Sindi mempresentasikan desain tangki air.
© UNICEF Indonesia / 2016
Sindi dan teman-temannya telah menjadi bagian dari Lingkaran Remaja di desa mereka selama beberapa bulan.  Ini adalah kelompok yang dijalankan oleh relawan fasilitator Sulastri dan merupakan kesempatan bagi semua anak untuk berkumpul, bersenang-senang, mempelajari hal baru dan terlibat dalam beragam cara. Salah satu aktivitasnya adalah kerja sama dengan UNICEF melalui mitra lokal Child Fund, yang berusaha melibatkan anak-anak untuk mencari solusi bagi masalah yang memengaruhi masyarakat mereka.

Indonesia adalah negara dengan keberagamannya, tempat bencana alam sering terjadi, mulai dari banjir lokal hingga gempa bumi yang menghancurkan segalanya. Di banyak wilayah, bencana alam terjadi dalam skala yang cukup kecil, dan seringkali sulit diduga kapan dan di mana terjadinya. UNICEF bekerja sama dengan Lingkaran Remaja, yang umumnya berada dalam Forum Anak Desa atau Kota, seperti kelompok Sulastri untuk mengetahui lebih lanjut tentang masalah-masalah yang memengaruhi anak-anak dan untuk mengembangkan ide-ide baru tentang apa yang bisa dilakukan untuk mengatasinya.

Ada sejumlah forum anak di Ende, Pulau Flores, semuanya dijalankan oleh relawan muda seperti Sulastri, dan semuanya diundang hari ini untuk membagikan ide yang telah mereka kembangkan.

Pertama-tama, fasilitator berbicara kepada anak-anak tentang apa yang mereka maksud dengan 'bencana alam' dan mereka segera menyadari bahwa mereka harus memperluas penafsiran mereka sendiri tentang kata-kata itu.  “Awalnya anak-anak itu tidak mengerti apa yang kami maksud, mereka pikir kami berbicara tentang 'bencana total'” ucap Indah, fasilitator dari kelompok lain. Kebanyakan anak belum pernah mengalami bencana. Sebenarnya, desa Indah terakhir kali mengalami bencana dalam skala besar di tahun 1992, jauh sebelum anak-anak itu lahir.
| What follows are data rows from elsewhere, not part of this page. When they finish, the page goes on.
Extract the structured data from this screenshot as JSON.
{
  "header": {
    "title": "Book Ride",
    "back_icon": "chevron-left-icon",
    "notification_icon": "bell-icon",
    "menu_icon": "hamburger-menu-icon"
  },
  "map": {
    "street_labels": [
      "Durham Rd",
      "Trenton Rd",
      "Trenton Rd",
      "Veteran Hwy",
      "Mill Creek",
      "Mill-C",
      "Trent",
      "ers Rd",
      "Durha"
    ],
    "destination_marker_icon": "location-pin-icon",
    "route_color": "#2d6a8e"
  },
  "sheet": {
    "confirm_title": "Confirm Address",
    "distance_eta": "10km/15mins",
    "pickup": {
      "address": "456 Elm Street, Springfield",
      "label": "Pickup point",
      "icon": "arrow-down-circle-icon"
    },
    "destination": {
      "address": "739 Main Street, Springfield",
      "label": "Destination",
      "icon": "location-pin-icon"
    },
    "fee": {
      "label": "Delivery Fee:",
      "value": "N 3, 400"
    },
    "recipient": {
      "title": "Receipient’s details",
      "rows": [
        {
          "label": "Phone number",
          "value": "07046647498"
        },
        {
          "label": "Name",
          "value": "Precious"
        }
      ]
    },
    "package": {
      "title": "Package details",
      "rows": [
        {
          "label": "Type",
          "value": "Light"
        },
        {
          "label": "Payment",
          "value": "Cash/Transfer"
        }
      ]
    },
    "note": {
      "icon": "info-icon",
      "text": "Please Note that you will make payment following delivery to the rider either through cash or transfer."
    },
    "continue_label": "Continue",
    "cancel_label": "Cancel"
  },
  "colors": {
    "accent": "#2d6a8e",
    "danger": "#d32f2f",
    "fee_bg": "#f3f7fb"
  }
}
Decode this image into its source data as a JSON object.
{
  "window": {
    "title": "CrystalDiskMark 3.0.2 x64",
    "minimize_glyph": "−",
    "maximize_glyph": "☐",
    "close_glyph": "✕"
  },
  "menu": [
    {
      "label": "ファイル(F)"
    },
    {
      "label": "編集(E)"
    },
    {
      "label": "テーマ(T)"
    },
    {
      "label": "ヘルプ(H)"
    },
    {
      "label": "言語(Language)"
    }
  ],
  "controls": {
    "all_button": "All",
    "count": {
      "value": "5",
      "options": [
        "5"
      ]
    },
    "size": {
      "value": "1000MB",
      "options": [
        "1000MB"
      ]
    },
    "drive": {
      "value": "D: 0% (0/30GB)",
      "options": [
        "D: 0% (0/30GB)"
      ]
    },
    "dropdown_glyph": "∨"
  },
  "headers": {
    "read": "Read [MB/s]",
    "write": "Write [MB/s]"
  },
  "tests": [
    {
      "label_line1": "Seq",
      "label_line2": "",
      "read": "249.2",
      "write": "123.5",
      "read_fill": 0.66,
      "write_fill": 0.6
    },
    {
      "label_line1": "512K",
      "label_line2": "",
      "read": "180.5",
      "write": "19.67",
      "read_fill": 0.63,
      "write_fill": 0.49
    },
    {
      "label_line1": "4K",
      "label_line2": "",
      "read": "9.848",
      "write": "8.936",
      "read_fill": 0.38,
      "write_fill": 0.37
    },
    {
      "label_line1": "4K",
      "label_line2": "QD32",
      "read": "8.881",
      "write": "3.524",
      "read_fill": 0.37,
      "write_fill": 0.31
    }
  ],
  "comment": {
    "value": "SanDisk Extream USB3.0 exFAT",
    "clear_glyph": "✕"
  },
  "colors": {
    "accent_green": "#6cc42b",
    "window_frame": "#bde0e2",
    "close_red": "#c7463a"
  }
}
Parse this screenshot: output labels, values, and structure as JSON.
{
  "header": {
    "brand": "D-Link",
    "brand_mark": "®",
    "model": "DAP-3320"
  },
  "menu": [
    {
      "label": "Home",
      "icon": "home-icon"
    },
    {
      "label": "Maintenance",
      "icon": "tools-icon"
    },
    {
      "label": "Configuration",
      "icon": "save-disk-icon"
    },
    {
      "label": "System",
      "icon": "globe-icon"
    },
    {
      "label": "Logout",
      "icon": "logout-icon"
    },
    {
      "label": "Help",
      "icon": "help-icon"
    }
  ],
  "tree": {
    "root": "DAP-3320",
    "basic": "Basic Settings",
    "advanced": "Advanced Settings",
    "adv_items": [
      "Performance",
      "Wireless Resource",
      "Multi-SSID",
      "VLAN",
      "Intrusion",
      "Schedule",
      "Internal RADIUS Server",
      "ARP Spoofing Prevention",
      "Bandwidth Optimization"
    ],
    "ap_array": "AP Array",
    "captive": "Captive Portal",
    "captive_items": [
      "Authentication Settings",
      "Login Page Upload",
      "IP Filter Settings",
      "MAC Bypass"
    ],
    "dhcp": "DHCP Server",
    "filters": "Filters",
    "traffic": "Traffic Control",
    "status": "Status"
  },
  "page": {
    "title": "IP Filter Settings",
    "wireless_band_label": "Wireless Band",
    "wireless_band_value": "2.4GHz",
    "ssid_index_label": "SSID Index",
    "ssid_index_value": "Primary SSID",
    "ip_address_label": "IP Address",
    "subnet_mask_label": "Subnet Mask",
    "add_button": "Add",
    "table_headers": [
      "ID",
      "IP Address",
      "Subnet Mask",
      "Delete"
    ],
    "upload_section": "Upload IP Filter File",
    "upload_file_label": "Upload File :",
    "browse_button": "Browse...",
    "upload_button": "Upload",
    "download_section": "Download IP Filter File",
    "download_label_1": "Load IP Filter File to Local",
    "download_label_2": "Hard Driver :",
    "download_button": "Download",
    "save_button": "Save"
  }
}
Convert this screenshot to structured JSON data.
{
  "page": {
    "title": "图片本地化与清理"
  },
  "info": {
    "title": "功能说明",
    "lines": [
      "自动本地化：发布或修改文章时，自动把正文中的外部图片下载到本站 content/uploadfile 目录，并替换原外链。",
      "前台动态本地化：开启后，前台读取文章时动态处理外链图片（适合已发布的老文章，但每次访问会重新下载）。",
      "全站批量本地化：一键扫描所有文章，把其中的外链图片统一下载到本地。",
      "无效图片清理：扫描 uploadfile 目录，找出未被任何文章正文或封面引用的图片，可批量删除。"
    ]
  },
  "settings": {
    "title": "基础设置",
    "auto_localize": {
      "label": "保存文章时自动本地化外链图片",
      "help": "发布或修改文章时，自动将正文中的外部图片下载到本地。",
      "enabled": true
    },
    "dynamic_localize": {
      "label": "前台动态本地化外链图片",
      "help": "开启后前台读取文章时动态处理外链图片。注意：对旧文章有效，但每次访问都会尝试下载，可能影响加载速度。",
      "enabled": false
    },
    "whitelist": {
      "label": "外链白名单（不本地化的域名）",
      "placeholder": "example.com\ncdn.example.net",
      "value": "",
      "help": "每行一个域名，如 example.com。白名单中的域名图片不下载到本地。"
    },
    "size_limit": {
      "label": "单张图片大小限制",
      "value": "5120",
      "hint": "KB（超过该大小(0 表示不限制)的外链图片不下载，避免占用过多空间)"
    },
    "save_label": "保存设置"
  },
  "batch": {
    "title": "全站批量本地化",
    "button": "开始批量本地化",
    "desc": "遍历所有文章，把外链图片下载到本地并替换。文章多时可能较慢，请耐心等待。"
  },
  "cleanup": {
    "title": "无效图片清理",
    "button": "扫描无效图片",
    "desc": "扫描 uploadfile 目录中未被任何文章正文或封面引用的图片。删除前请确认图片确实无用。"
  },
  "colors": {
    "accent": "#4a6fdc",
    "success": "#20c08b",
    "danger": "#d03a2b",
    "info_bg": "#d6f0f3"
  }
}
Sebagian besar pembicaraan kemudian mengarah pada bagaimana lingkungan yang alami berdampak pada kehidupan keluarga. “Saat ada banjir, kadang itu berarti orangtua kita tidak bisa pergi ke sawah, atau kita tidak bisa pergi ke sekolah selama satu hari.” ujar seorang gadis kecil dari kelompok setempat, berpakaian tradisional yang dijahit oleh ibunya. Tapi banjir tidak dipandang terlalu mengganggu kehidupan sehari-hari. “Mereka tidak mengkhawatirkan banjir!” kata Sulastri “itu yang mereka lihat setiap hari!”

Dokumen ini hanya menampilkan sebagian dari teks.